Notiziario dell'Associazione nazionale
famiglie adottive e affidatarie
INDAGINE
SULL'IMMAGINE DELL'INFANZIA ABBANDONATA E DELL'ADOZIONE
La sezione di Trieste dell'ANFAA, in occasione del
convegno, sul tema «La difficile definizione dello stato d'abbandono» tenutosi
a Trieste nel novembre '87, ha esposto i risultati di un'indagine
sull'immagine dell'infanzia abbandonata affidata alla SWG e condotta su un
campione rappresentativo degli abitanti di Trieste, selezionato per quote, di
1000 soggetti.
Le variabili di cui si è tenuto conto sono state
sesso, età, scolarità e professione (per queste ultime due è stata accettata la
suddivisione imposta dalla casualità adottata nella ricerca dei soggetti
campione). L'alto numero di ultrasessantenni presenti in esso trova
corrispondenza nella tipicità della situazione della città, caratterizzata da
un fortissimo cala demografico e da una notevole presenza di anziani. Tale
fatto, per inciso, tende a focalizzare l'attenzione dell'assistenza sul
problema anziani, mentre quello dei minori corre il rischio di assumere minore
importanza.
Che cosa ci ha spinto a tentare l'esperienza, -per
noi nuova, di questo tipo di indagine?

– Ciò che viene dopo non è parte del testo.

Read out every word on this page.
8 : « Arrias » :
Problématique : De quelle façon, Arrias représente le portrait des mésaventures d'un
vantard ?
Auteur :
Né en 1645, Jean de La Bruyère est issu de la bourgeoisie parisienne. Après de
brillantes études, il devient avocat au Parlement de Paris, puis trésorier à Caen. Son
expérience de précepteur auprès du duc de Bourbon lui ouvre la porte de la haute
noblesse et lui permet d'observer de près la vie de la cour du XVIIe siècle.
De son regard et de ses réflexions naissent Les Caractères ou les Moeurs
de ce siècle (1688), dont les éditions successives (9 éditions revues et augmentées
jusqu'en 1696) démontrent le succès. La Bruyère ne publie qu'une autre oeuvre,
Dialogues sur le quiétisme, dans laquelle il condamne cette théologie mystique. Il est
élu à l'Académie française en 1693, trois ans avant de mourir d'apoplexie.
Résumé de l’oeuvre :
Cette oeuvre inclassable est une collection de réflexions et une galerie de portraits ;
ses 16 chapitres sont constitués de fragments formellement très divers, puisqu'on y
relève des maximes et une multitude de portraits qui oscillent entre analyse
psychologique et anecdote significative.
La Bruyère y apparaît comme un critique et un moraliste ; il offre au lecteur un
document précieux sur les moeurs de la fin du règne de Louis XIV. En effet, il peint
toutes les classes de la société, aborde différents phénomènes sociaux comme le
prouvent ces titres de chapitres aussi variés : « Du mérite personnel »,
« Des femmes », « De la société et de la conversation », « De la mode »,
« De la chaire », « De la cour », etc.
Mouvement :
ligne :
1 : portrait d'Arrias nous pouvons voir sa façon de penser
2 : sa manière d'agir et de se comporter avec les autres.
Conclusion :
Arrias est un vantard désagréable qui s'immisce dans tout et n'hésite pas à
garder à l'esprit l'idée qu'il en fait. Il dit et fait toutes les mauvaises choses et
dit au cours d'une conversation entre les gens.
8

Non la riteniamo certo sostitutiva di
altri tipi di rilevazione ufficiale che diano il quadro delle dimensioni del
fenomeno dell'abbandono e del ricorso all'istituzionalizzazione (quella voluta
dalla Regione Friuli-Venezia Giulia riporta la situazione del 1982 e non è
stata mai aggiornata né integrata; inoltre ad essa non è mai stata data pubblicità
significativa).
L'abbiamo voluta per verificare un'ipotesi, una
certezza e un dubbio.
L'ipotesi: è vero quanto andiamo dicendo da anni,
cioè che dei problemi di cui ci occupiamo la gente, mediamente, sa molto poco?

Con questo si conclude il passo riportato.